Aujourd’hui, six registres suivent en France six territoires sur cette question des malformations congénitales. En clair, seulement 19 % des naissances sont étudiées. Et les statistiques concernent uniquement les naissances et non les interruptions médicales de grossesse, données pourtant importantes si l’on imagine qu’une partie de ces malformations sont dépistées lors des échographies.

Ce qui laisse entrevoir la possibilité que d’autres excès de ces anomalies congénitales soient passés sous les radars de cette surveillance très partielle. Une anomalie pour Corinne Lepage, ancienne ministre de l’environnement : « Il faudrait des registres départementaux ou régionaux si on veut progresser sur les liens de causalités entre environnement et maladies congénitales. On manque cruellement de données indépendantes et de véritable suivi en la matière ».

  • Pourquoi le rôle joué par Santé Publique France fait débat ?

A l’origine de l’alerte, la responsable du Remera, Emmanuelle Amar dénonce un procédé « indigne » de l’agence Santé Publique France. « Alors qu’elle a échoué dans sa mission de veille sanitaire, on confie à cette instance une enquête nationale au lieu de se pencher sur les dysfonctionnements qui ont pu conduire à cette situation », s’étonne-t-elle. « Il y a selon moi un conflit d’intérêts, ajoute Corinne Lepage, qui nous dit que cette étude n’aura pas pour objectif de dédouaner l’agence ? ».

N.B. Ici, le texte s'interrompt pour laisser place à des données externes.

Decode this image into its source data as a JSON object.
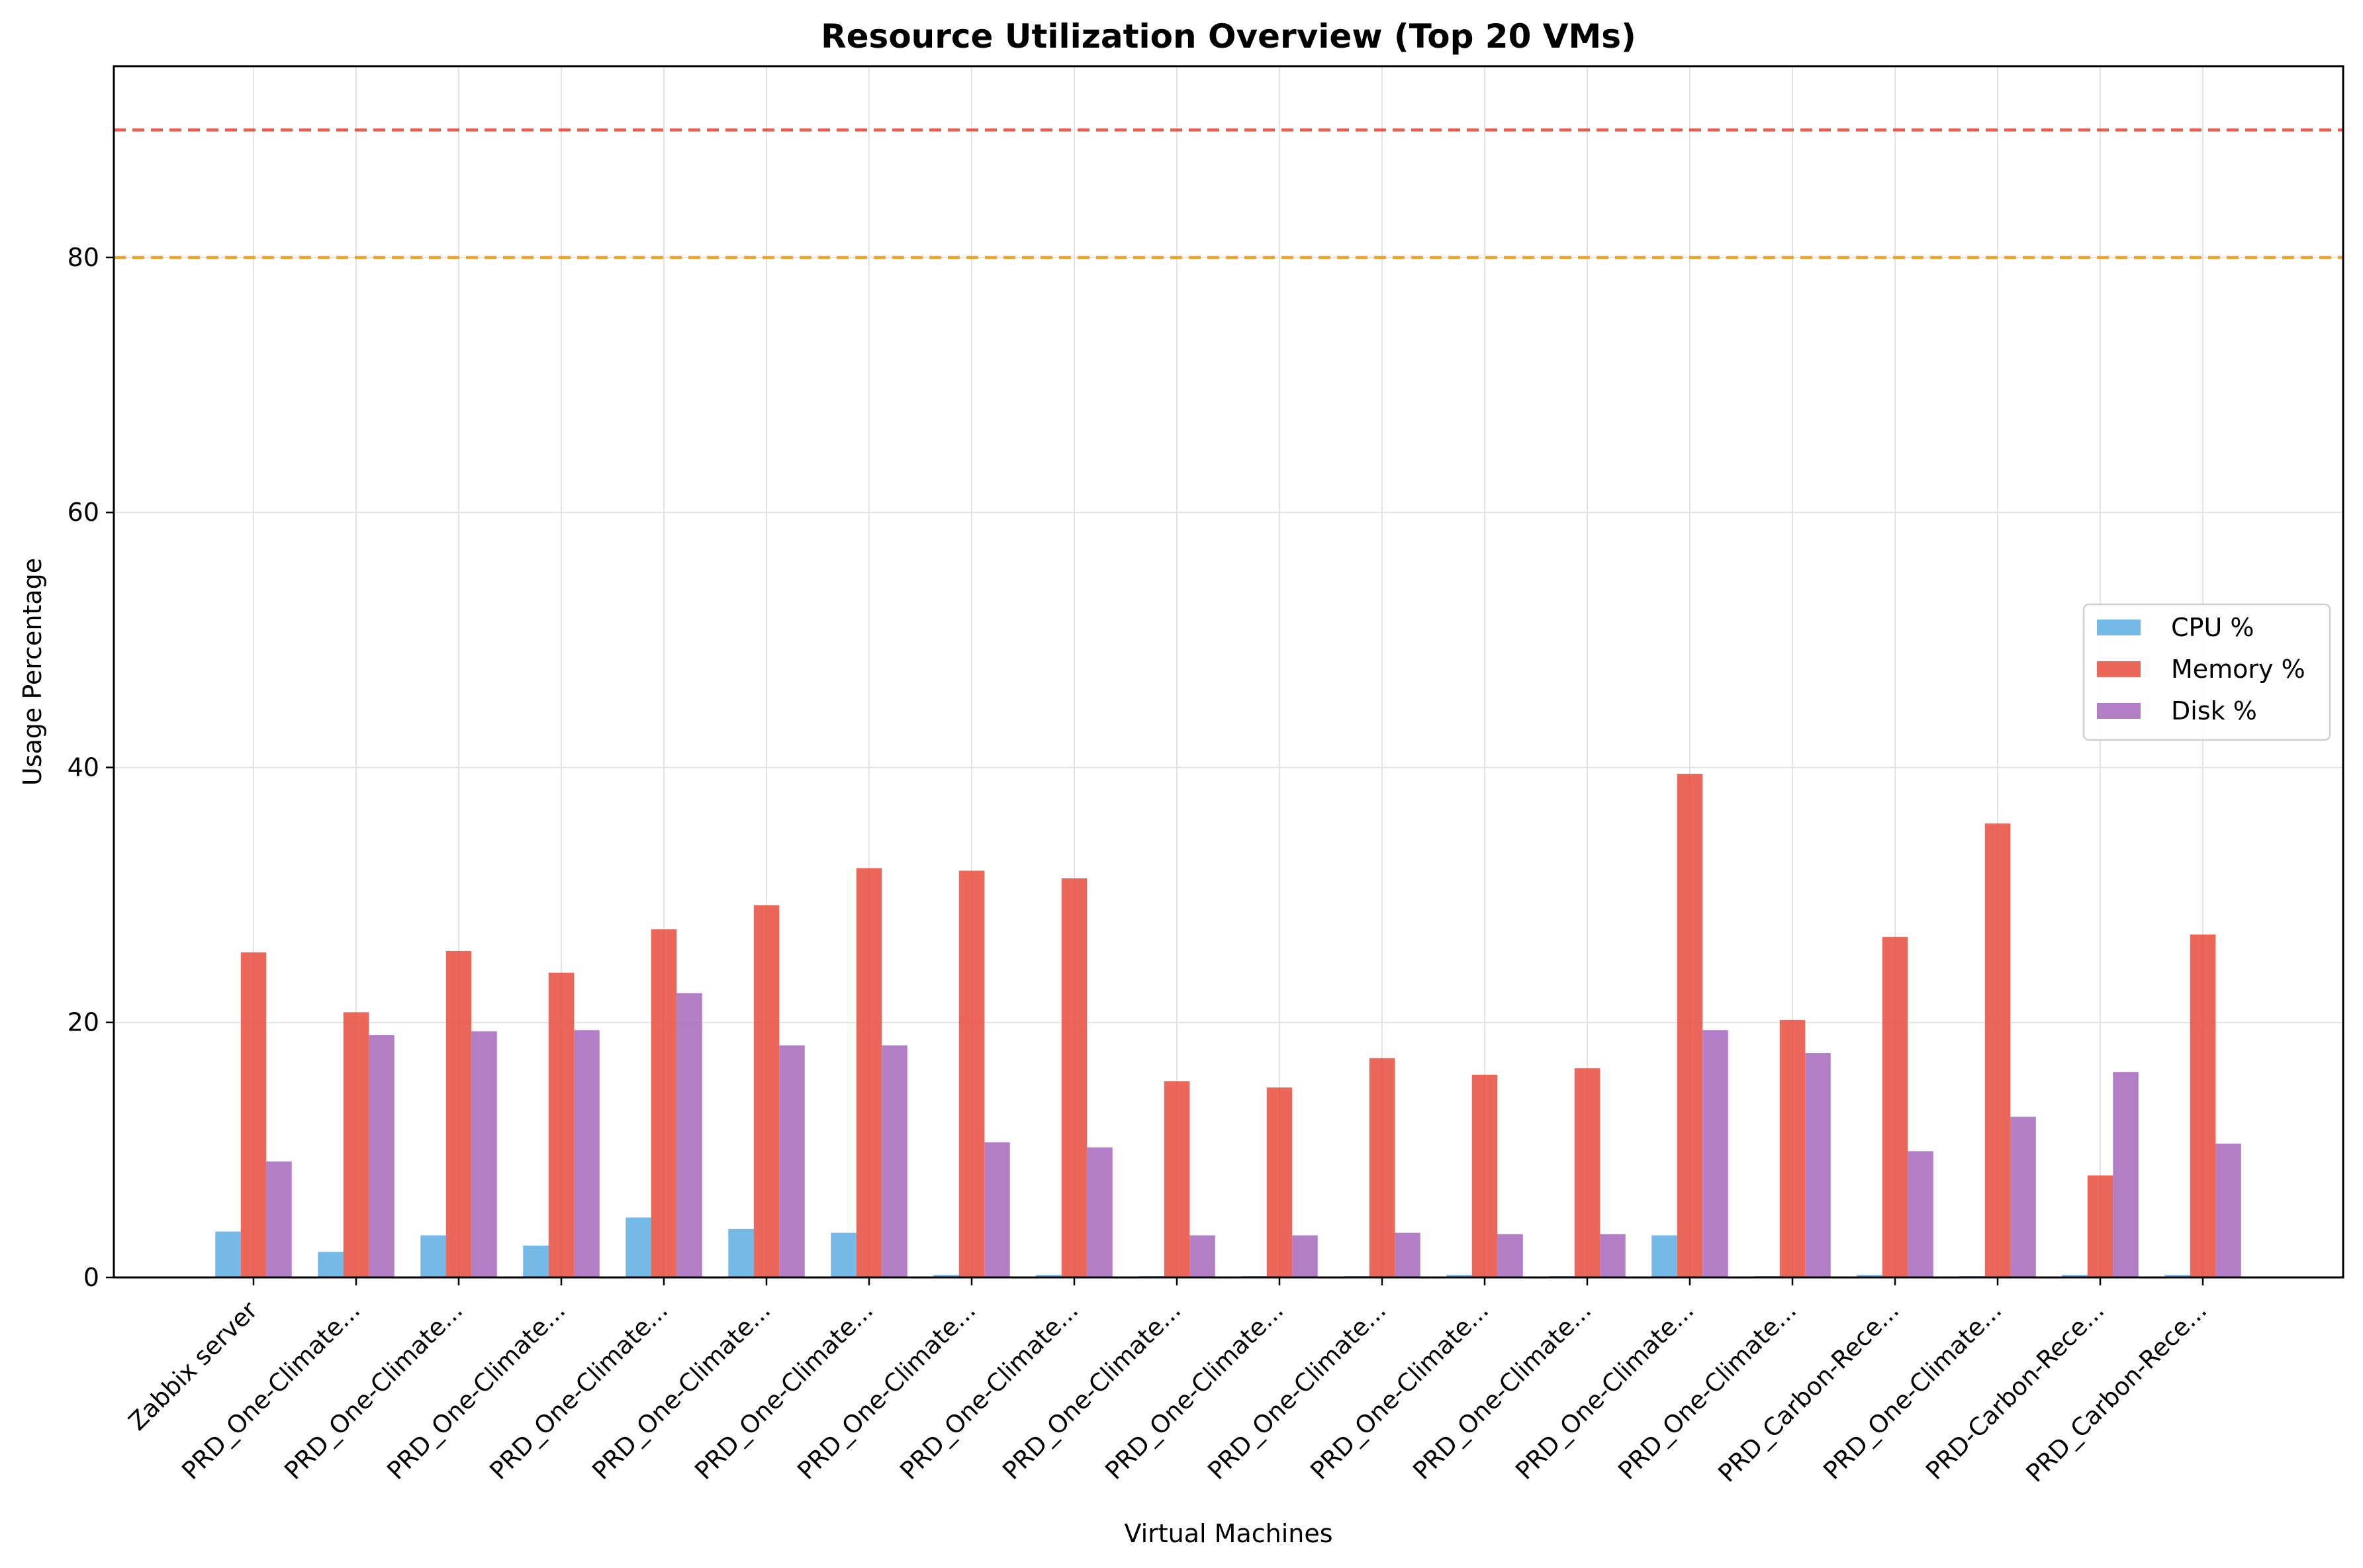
{
  "chart_data": {
    "type": "bar",
    "title": "Resource Utilization Overview (Top 20 VMs)",
    "xlabel": "Virtual Machines",
    "ylabel": "Usage Percentage",
    "ylim": [
      0,
      95
    ],
    "yticks": [
      0,
      20,
      40,
      60,
      80
    ],
    "grid": true,
    "legend_position": "center-right",
    "categories": [
      "Zabbix server",
      "PRD_One-Climate...",
      "PRD_One-Climate...",
      "PRD_One-Climate...",
      "PRD_One-Climate...",
      "PRD_One-Climate...",
      "PRD_One-Climate...",
      "PRD_One-Climate...",
      "PRD_One-Climate...",
      "PRD_One-Climate...",
      "PRD_One-Climate...",
      "PRD_One-Climate...",
      "PRD_One-Climate...",
      "PRD_One-Climate...",
      "PRD_One-Climate...",
      "PRD_One-Climate...",
      "PRD_Carbon-Rece...",
      "PRD_One-Climate...",
      "PRD-Carbon-Rece...",
      "PRD_Carbon-Rece..."
    ],
    "series": [
      {
        "name": "CPU %",
        "color": "#5dade2",
        "values": [
          3.6,
          2.0,
          3.3,
          2.5,
          4.7,
          3.8,
          3.5,
          0.2,
          0.2,
          0.1,
          0.1,
          0.1,
          0.2,
          0.1,
          3.3,
          0.1,
          0.2,
          0.1,
          0.2,
          0.2
        ]
      },
      {
        "name": "Memory %",
        "color": "#e74c3c",
        "values": [
          25.5,
          20.8,
          25.6,
          23.9,
          27.3,
          29.2,
          32.1,
          31.9,
          31.3,
          15.4,
          14.9,
          17.2,
          15.9,
          16.4,
          39.5,
          20.2,
          26.7,
          35.6,
          8.0,
          26.9
        ]
      },
      {
        "name": "Disk %",
        "color": "#a569bd",
        "values": [
          9.1,
          19.0,
          19.3,
          19.4,
          22.3,
          18.2,
          18.2,
          10.6,
          10.2,
          3.3,
          3.3,
          3.5,
          3.4,
          3.4,
          19.4,
          17.6,
          9.9,
          12.6,
          16.1,
          10.5
        ]
      }
    ],
    "threshold_lines": [
      {
        "value": 90,
        "color": "#e74c3c",
        "style": "dashed"
      },
      {
        "value": 80,
        "color": "#f39c12",
        "style": "dashed"
      }
    ]
  }
}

Plus problématique encore selon Emmanuelle Amar, l’usage des données publiées mardi soir par l’agence. Sur la base des données hospitalières (PMSI) Santé Publique France a annoncé l’identification de « onze nouveaux cas » entre 2000 et 2008, sept cas suspects et entre 2009 et 2014, quatre cas suspects supplémentaires. « Ce n’est pas rigoureux d’un point de vue scientifique, aucune étude sérieuse ne se base uniquement sur les données du PMSI ! ».

  • Quelles peuvent être les causes de la maladie ?

« Les premières investigations n’ont malheureusement pas permis d’identifier une exposition commune qui pourrait être à l’origine de ces malformations graves », relève Santé publique France. Selon un rapport sur les anomalies congénitales remis à l’agence, « il est établi que certains produits d’origine alimentaire, les médicaments, les substances à effet récréatif -dont l’alcool et le tabac- et les toxiques présents dans l’environnement ont un effet potentiellement délétère chez l’enfant à naître en cas d’exposition au cours de la grossesse ».

« Tous les médecins sont pratiquement certains que l’environnement toxique des femmes est susceptible d’entraîner chez certains fœtus comme une agression des zones en développement », ajoute-t-il. Ce cas de malformation, qui touche seulement un membre, généralement amputé sous le coude au tiers de l’avant-bras, n’est pas d’origine génétique, d’où les interrogations sur de possibles causes environnementales. L’Anses et Santé Publique France ont désormais trois mois pour apporter leurs réponses.